"The recent easing situation on the peninsula is hard won, the political settlement process is faced with a rare historic opportunity", Lu Kang, ministry of foreign affairs (MFA) spokesperson said at the regular ministry briefing on Friday. "I don't really know that I want to speculate as to why it is they (North Koreans) took the actions, because I don't think we know".
"Under the current circumstances we hope both the DPRK and the United States can cherish the recent positive progress, stay patient, show goodwill, move in the same direction and continue to stay committed to promoting the denuclearisation of the peninsula", he added.
North Korea expressed regret about the decision in a statement on the state-run Korean Central News Agency.

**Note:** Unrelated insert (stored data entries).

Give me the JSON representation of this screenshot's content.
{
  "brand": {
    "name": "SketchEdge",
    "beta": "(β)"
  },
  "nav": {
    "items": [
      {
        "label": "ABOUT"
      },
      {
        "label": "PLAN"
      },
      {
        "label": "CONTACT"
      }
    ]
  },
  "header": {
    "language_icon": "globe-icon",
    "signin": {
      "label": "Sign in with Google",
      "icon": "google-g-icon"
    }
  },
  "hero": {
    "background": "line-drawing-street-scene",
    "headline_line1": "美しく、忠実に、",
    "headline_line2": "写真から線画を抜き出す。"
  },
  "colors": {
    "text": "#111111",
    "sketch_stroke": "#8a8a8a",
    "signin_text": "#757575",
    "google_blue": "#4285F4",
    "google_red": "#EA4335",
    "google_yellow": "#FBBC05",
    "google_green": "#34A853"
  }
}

Cheshire said: "If you think back to a year ago, when he was a pariah, well, he's had all these meetings where he has become more of an global (figure) than a despot back home, especially that historic meeting in the Demilitarised Zone between North and South Korea". "We would like to make known to the USA side once again that we have the intent to sit with the USA side to solve problem regardless of ways at any time". The Blue House said Thursday that it was trying to figure out Trump's intentions in canceling the summit.
He also added that North Korea remained open to resolving issues with Washington "regardless of ways, at any time, any format".

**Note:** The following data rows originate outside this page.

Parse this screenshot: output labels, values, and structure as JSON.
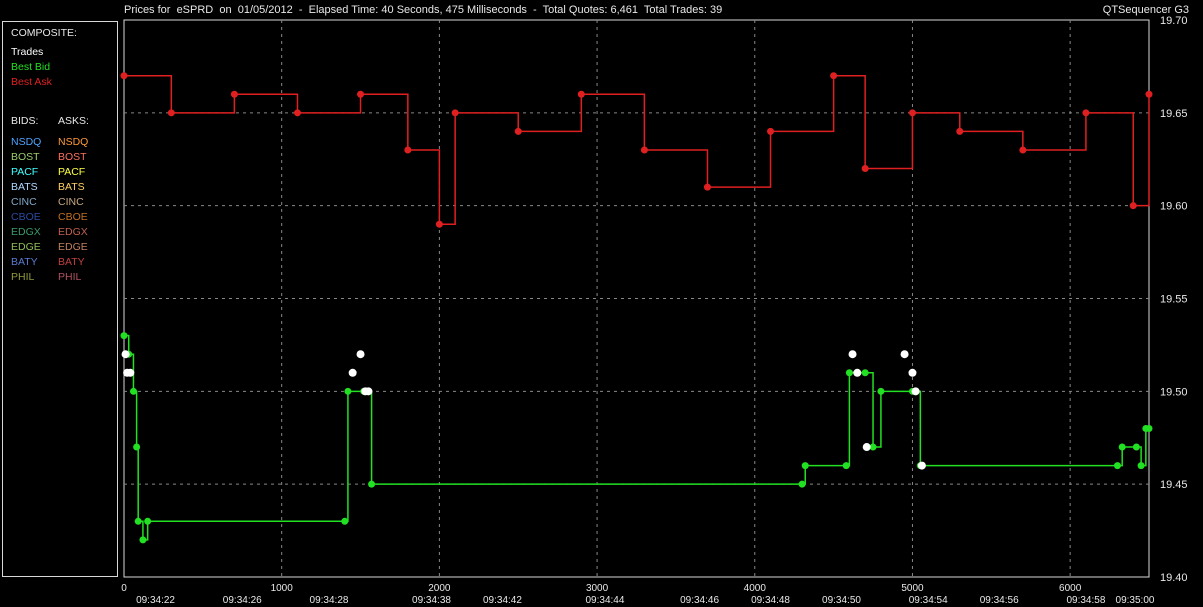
{
  "header": {
    "title": "Prices for  eSPRD  on  01/05/2012  -  Elapsed Time: 40 Seconds, 475 Milliseconds  -  Total Quotes: 6,461  Total Trades: 39",
    "app_name": "QTSequencer G3"
  },
  "legend": {
    "composite_title": "COMPOSITE:",
    "composite_items": [
      {
        "label": "Trades",
        "color": "#ffffff"
      },
      {
        "label": "Best Bid",
        "color": "#22e022"
      },
      {
        "label": "Best Ask",
        "color": "#e02020"
      }
    ],
    "bids_title": "BIDS:",
    "asks_title": "ASKS:",
    "bids": [
      {
        "label": "NSDQ",
        "color": "#4fa3ff"
      },
      {
        "label": "BOST",
        "color": "#9ccc6b"
      },
      {
        "label": "PACF",
        "color": "#40ffff"
      },
      {
        "label": "BATS",
        "color": "#b0d8ff"
      },
      {
        "label": "CINC",
        "color": "#7fa8c8"
      },
      {
        "label": "CBOE",
        "color": "#2a4aa0"
      },
      {
        "label": "EDGX",
        "color": "#3a9a6a"
      },
      {
        "label": "EDGE",
        "color": "#8fbf5a"
      },
      {
        "label": "BATY",
        "color": "#5a7acf"
      },
      {
        "label": "PHIL",
        "color": "#8f9a3a"
      }
    ],
    "asks": [
      {
        "label": "NSDQ",
        "color": "#ff9a3a"
      },
      {
        "label": "BOST",
        "color": "#ff7060"
      },
      {
        "label": "PACF",
        "color": "#ffff40"
      },
      {
        "label": "BATS",
        "color": "#ffd060"
      },
      {
        "label": "CINC",
        "color": "#c8a880"
      },
      {
        "label": "CBOE",
        "color": "#c07020"
      },
      {
        "label": "EDGX",
        "color": "#c06050"
      },
      {
        "label": "EDGE",
        "color": "#c08060"
      },
      {
        "label": "BATY",
        "color": "#c04040"
      },
      {
        "label": "PHIL",
        "color": "#b05060"
      }
    ]
  },
  "chart_data": {
    "type": "line",
    "ylim": [
      19.4,
      19.7
    ],
    "y_ticks": [
      "19.70",
      "19.65",
      "19.60",
      "19.55",
      "19.50",
      "19.45",
      "19.40"
    ],
    "xlim": [
      0,
      6500
    ],
    "x_ticks": [
      0,
      1000,
      2000,
      3000,
      4000,
      5000,
      6000
    ],
    "time_labels": [
      {
        "x": 200,
        "label": "09:34:22"
      },
      {
        "x": 750,
        "label": "09:34:26"
      },
      {
        "x": 1300,
        "label": "09:34:28"
      },
      {
        "x": 1950,
        "label": "09:34:38"
      },
      {
        "x": 2400,
        "label": "09:34:42"
      },
      {
        "x": 3050,
        "label": "09:34:44"
      },
      {
        "x": 3650,
        "label": "09:34:46"
      },
      {
        "x": 4100,
        "label": "09:34:48"
      },
      {
        "x": 4550,
        "label": "09:34:50"
      },
      {
        "x": 5100,
        "label": "09:34:54"
      },
      {
        "x": 5550,
        "label": "09:34:56"
      },
      {
        "x": 6100,
        "label": "09:34:58"
      },
      {
        "x": 6600,
        "label": "09:35:00"
      }
    ],
    "grid": true,
    "series": [
      {
        "name": "Best Bid",
        "color": "#22e022",
        "points": [
          [
            0,
            19.53
          ],
          [
            30,
            19.52
          ],
          [
            60,
            19.5
          ],
          [
            80,
            19.47
          ],
          [
            90,
            19.43
          ],
          [
            120,
            19.42
          ],
          [
            150,
            19.43
          ],
          [
            1400,
            19.43
          ],
          [
            1420,
            19.5
          ],
          [
            1520,
            19.5
          ],
          [
            1570,
            19.45
          ],
          [
            4300,
            19.45
          ],
          [
            4320,
            19.46
          ],
          [
            4580,
            19.46
          ],
          [
            4600,
            19.51
          ],
          [
            4700,
            19.51
          ],
          [
            4750,
            19.47
          ],
          [
            4800,
            19.5
          ],
          [
            5000,
            19.5
          ],
          [
            5050,
            19.46
          ],
          [
            6300,
            19.46
          ],
          [
            6330,
            19.47
          ],
          [
            6420,
            19.47
          ],
          [
            6450,
            19.46
          ],
          [
            6480,
            19.48
          ],
          [
            6500,
            19.48
          ]
        ]
      },
      {
        "name": "Best Ask",
        "color": "#e02020",
        "points": [
          [
            0,
            19.67
          ],
          [
            300,
            19.65
          ],
          [
            700,
            19.66
          ],
          [
            1100,
            19.65
          ],
          [
            1500,
            19.66
          ],
          [
            1800,
            19.63
          ],
          [
            2000,
            19.59
          ],
          [
            2100,
            19.65
          ],
          [
            2500,
            19.64
          ],
          [
            2900,
            19.66
          ],
          [
            3300,
            19.63
          ],
          [
            3700,
            19.61
          ],
          [
            4100,
            19.64
          ],
          [
            4500,
            19.67
          ],
          [
            4700,
            19.62
          ],
          [
            5000,
            19.65
          ],
          [
            5300,
            19.64
          ],
          [
            5700,
            19.63
          ],
          [
            6100,
            19.65
          ],
          [
            6400,
            19.6
          ],
          [
            6500,
            19.66
          ]
        ]
      },
      {
        "name": "Trades",
        "color": "#ffffff",
        "points": [
          [
            10,
            19.52
          ],
          [
            20,
            19.51
          ],
          [
            40,
            19.51
          ],
          [
            1450,
            19.51
          ],
          [
            1500,
            19.52
          ],
          [
            1530,
            19.5
          ],
          [
            1550,
            19.5
          ],
          [
            4620,
            19.52
          ],
          [
            4650,
            19.51
          ],
          [
            4710,
            19.47
          ],
          [
            4950,
            19.52
          ],
          [
            5000,
            19.51
          ],
          [
            5020,
            19.5
          ],
          [
            5060,
            19.46
          ]
        ]
      }
    ]
  }
}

It seems that now, North Korea has changed its tune, and Trump is sticking to his word and considering going through with the summit.
Japan said it understands Mr Trump's cancellation.

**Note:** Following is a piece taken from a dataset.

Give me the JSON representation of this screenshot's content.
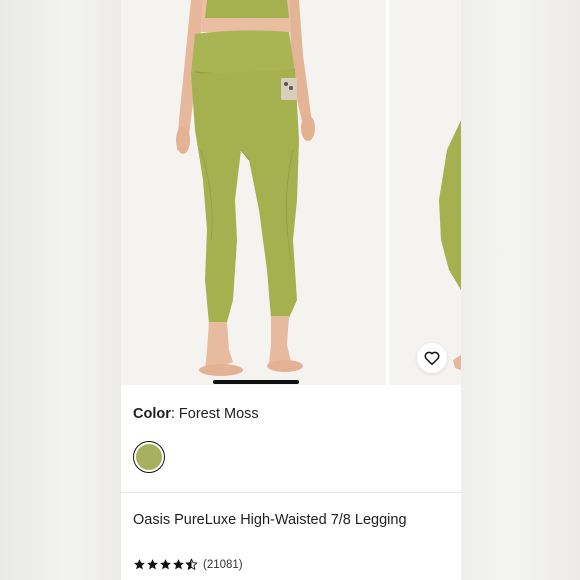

"Sadly, based on the tremendous anger and open hostility displayed in your most recent statement, I feel it is inappropriate, at this time, to have the long-planned meeting", Mr Trump said in a letter to Mr Kim.
In a letter to Mr Kim announcing his decision to back away from the June 12 summit, Mr Trump pointed to America's vast military might and warned the rising nuclear power against any "foolish or reckless acts".
But the USA president has still left the door open for a possible meeting in future and this has led to speculation on what could have possibly proven to be the last nail in the coffin before the final decision was taken by the American side.
March 7: After visiting Kim in Pyongyang, South Korean presidential national security director Chung Eui-yong says Kim is willing to discuss the fate of his nuclear arsenal with the United States.
The decision blindsided treaty ally South Korea, which until now had brokered a remarkable detente between Washington and Pyongyang.
However, Trump's decision hasn't come as a complete shock for those who have been following-up the constant back-and-forth from both sides in the run-up to the June meeting.
He said: "His sudden and unilateral announcement to cancel the summit is something unexpected to us and we cannot but feel great regret for it".
In the letter, Trump also politely thanked Kim "for the release of the hostages who are now home with their families" and said some day he looked forward to meeting him.
A senior White House official said Pyongyang had demonstrated a "profound lack of good faith" in the run-up to the summit - including standing up the White House's deputy chief of staff, who had travelled to Singapore for preparatory talks.
"We got a lot of dial tones, Senator", he told committee chairman Bob Corker.
But many felt the Trump administration was rushing into a summit too quickly, with insufficient preparation. It often doesn't get mentioned but Donald Trump actually blames China for some of this impasse.